Thoughts on the military and military activities of a diverse nature. Free-ranging and eclectic.

Thursday, June 08, 2006


This is coolbert:

"Hasten, oh fyrdsmen, down to the river
The dragonships come on the in-flowing tide
The linden-wood shield and the old spear of ash-wood
Are needed again by the cold water-side
Draw up the shield-wall, oh shoulder companions
Later whenever our story is told
They'll say that we died guarding what we call dearest,
Land that the sons of the Saxons will hold!"

Perhaps the most difficult tactic/maneuver/ruse to be found in warfare is the feigned retreat.

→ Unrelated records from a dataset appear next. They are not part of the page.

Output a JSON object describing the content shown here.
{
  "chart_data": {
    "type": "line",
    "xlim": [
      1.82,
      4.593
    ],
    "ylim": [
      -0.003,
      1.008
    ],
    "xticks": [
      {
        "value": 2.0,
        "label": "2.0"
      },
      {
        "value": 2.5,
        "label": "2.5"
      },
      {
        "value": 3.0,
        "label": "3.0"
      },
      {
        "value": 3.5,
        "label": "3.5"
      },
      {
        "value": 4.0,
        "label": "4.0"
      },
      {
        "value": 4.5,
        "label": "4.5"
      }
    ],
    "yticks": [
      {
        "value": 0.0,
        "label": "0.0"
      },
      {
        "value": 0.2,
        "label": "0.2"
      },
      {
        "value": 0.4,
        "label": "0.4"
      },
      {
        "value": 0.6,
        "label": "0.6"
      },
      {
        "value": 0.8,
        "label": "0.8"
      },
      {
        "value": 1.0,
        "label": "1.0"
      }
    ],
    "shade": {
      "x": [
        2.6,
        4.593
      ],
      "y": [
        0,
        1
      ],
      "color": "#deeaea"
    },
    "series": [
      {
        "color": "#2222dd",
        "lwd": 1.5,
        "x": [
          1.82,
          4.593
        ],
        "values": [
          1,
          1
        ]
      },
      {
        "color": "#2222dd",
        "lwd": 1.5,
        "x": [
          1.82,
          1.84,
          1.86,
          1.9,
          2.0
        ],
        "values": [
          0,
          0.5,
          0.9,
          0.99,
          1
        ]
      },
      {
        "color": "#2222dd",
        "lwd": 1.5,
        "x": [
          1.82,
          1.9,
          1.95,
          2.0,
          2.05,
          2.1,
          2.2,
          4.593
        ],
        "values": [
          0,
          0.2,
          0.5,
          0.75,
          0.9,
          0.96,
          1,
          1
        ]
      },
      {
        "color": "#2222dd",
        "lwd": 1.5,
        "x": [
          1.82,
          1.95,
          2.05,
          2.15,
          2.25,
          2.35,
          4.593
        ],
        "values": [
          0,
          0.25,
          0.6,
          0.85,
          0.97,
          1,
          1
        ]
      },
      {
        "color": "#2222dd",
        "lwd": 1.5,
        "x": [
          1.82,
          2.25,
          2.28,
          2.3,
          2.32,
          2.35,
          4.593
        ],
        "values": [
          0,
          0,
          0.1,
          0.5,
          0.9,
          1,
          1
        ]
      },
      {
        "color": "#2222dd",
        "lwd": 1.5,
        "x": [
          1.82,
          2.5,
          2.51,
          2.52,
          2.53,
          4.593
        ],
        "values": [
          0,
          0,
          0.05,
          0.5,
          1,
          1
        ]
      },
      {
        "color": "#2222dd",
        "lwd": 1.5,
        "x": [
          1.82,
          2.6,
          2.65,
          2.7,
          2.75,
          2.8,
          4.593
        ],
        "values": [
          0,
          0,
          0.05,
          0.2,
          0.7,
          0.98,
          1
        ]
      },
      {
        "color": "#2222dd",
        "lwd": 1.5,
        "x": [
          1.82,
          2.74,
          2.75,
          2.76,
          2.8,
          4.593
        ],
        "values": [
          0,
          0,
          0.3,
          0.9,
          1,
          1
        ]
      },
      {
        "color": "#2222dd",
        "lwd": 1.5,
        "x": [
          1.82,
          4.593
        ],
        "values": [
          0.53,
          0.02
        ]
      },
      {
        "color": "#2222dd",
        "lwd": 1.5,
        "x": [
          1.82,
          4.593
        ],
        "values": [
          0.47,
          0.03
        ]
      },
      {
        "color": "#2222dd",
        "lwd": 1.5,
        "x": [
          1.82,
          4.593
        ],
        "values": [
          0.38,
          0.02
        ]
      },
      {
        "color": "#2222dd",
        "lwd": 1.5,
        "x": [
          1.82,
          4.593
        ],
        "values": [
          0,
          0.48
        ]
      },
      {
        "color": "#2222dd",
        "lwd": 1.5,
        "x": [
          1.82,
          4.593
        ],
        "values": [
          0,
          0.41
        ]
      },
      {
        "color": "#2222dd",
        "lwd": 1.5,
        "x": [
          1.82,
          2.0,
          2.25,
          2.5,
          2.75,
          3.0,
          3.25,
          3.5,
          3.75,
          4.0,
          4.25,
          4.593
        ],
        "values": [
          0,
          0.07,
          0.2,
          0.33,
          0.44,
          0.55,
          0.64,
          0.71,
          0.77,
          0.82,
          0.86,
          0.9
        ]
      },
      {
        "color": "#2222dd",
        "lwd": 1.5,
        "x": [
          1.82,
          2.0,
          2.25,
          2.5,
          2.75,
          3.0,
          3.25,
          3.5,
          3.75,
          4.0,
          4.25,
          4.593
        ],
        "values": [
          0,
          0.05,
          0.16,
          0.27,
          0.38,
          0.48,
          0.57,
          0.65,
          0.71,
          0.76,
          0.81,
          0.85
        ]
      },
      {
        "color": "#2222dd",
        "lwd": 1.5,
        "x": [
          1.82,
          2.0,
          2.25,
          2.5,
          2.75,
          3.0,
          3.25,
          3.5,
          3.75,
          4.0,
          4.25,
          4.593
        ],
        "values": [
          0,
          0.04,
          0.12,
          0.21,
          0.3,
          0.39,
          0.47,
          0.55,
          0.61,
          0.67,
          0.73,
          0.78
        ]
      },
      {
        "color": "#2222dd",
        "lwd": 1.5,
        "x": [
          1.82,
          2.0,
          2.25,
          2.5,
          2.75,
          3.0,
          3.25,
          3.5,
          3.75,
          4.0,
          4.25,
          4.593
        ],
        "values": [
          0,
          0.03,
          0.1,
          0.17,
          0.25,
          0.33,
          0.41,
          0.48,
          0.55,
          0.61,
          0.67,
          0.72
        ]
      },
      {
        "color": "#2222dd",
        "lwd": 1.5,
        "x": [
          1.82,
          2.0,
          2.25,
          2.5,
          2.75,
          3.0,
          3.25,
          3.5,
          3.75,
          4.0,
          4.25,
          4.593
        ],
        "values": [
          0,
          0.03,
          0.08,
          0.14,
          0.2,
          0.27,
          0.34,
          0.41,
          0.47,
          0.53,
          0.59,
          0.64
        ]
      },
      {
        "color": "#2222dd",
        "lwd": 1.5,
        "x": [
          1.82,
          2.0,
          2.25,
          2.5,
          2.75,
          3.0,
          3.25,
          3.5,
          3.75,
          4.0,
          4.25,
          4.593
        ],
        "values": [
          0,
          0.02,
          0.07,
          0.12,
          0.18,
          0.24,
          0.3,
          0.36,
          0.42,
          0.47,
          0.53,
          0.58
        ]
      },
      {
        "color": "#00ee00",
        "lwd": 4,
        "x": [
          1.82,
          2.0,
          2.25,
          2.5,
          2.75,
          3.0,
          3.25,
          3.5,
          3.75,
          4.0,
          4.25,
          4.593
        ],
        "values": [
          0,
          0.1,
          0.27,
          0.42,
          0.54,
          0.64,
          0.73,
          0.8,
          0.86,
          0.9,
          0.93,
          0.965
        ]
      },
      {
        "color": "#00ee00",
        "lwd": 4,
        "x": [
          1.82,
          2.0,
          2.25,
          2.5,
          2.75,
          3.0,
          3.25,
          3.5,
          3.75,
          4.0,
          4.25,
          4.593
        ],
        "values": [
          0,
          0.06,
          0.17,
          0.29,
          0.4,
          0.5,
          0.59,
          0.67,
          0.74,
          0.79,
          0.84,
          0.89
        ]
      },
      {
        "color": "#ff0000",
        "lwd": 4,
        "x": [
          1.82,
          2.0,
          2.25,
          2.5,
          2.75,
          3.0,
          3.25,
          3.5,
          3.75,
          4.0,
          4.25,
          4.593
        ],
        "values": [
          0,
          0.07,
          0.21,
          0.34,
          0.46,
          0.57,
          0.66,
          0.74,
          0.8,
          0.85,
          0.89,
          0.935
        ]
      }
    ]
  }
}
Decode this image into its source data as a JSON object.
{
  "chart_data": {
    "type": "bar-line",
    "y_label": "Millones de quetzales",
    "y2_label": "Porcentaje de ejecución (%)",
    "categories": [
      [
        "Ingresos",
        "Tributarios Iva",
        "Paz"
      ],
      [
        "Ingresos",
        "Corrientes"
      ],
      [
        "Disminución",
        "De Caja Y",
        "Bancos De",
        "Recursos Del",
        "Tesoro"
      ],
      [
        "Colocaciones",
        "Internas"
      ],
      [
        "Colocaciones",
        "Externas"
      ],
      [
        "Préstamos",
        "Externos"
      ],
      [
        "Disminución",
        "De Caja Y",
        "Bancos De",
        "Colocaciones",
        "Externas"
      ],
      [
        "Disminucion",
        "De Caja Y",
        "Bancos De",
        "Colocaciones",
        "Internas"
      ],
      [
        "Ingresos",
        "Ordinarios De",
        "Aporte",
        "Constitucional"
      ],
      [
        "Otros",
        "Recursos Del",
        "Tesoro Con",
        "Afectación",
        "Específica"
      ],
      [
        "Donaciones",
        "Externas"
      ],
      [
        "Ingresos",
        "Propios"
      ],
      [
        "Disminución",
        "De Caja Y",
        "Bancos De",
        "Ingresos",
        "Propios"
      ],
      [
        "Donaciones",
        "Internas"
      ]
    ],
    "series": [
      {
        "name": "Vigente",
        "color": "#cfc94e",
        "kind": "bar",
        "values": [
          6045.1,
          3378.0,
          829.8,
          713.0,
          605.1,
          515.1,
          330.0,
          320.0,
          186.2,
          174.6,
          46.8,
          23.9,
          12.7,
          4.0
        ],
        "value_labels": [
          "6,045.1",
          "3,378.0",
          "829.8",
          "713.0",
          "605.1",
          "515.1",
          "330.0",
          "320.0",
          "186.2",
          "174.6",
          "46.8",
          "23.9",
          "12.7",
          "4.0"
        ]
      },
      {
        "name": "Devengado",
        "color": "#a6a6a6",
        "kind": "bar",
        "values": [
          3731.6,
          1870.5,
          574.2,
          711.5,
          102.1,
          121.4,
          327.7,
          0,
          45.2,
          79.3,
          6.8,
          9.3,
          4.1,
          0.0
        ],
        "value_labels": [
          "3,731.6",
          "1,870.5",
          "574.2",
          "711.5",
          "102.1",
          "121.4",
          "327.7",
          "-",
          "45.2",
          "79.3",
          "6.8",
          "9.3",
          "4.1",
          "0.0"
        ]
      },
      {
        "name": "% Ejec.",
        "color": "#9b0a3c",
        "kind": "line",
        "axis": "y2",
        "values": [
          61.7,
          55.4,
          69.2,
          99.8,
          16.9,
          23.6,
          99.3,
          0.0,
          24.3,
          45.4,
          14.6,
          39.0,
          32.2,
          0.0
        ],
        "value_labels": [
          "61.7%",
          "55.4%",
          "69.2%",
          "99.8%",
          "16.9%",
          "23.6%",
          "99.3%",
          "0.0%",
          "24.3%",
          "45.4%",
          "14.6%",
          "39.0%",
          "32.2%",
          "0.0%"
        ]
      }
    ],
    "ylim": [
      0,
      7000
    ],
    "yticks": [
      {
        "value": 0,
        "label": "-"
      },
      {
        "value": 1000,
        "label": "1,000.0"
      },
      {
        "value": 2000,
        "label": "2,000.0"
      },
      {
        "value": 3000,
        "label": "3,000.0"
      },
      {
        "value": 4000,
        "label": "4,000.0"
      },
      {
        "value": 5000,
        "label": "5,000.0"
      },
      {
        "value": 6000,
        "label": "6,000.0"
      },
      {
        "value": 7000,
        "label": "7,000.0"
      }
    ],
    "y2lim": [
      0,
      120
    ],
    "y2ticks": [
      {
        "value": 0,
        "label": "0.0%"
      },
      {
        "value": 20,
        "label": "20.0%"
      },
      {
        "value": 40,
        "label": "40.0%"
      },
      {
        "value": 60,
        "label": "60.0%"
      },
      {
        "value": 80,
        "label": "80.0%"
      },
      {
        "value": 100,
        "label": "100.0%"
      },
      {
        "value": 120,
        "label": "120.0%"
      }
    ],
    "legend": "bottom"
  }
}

ONLY "troops" of the most disciplined variety, working according to a plan, can execute such a maneuver. The danger is that a retreat, even a feigned one, will become contagious and unanticipated actions will occur. It is a big gamble. But a gamble that can pay off with big dividends.

[I use the word troops in a figurative sense. Troops can mean both warriors and soldiers both!!]

"Feigned retreat

The act of feigning a withdrawal or rout in order to lure an enemy away from a defended position or into a prepared ambush is an ancient tactic, and has been used throughout the history of warfare. Ancient Mongols were famed for, among other things, their extensive use of feigned retreats during their conquests, as their fast, light cavalry made successful pursuit by an enemy almost impossible."

As quoted above, the Mongols were famous for their ability at feigned retreat. Lure the opposition into a planned ambush from which they would not emerge [the opposition].

A description of the Mongol feigned retreat at Mohi [1241]:

"When news of the Hungarian battle strategy reached the Mongol commanders they slowly withdrew, drawing their enemies on. This was classic Mongol strategy, perfected by Subutai. He prepared a battlefield and waited."

A feigned retreat on a somewhat macro scale, leading the Hungarian forces into a prepared trap.

American Indians fighting American settlers and the U.S. Cavalry were also masters of the feigned retreat. Cavalry officers were well told in advance that if you saw a group of Indian warriors on the horizon watching you, and they turned on their horses and rode off in the opposite direction, "don't blindly follow them!!" They were trying to lure you into an ambush.

Yet, human nature being what it is, cavalry officers did follow the "retreating" Indians, rode into a trap, and were massacred. This did happen!!

Another example of feigned retreat MAY have occurred at the Battle of Hastings [1066].

Norman invader versus Saxons. From the onset of the battle, the Saxons, forming a shield wall [here a song about the shield wall] and defending from the military crest of a hill, had the upper hand.

Normans, charging uphill, were not able to penetrate the shield wall of the Saxons, and suffered inordinate casualties.

Norman victory only became possible when Breton vassals of the Norman ruler William executed a feigned retreat. The Saxons, pursuing the Bretons, overcome by desire to "finish off" the Normans, broke ranks, the shield wall disintegrating, a general melee' ensuing, a general melee' going NOT in favor of the Saxons, William carrying the day!!!

"The Bretons, due to their Alannic influence, were experienced in cavalry tactics and may have set up a feigned retreat."

"The Breton name Alan (rather than the French Alain) and several towns with names related to 'Alan', such as Alanville are popularly taken as evidence that a contingent settled in Brittany."

[as long as the Saxons maintained a defensive battle with shield wall at the military crest of a hill, they stood little chance of losing. Only when they broke ranks in pursuit of the Bretons did the battle go against them.]

"'one side attacking with all mobility, the other withstanding as though rooted to the soil'."

Once uprooted by the feigned retreat, the Saxons lost their advantage and as a consequence the battle. Simple as that.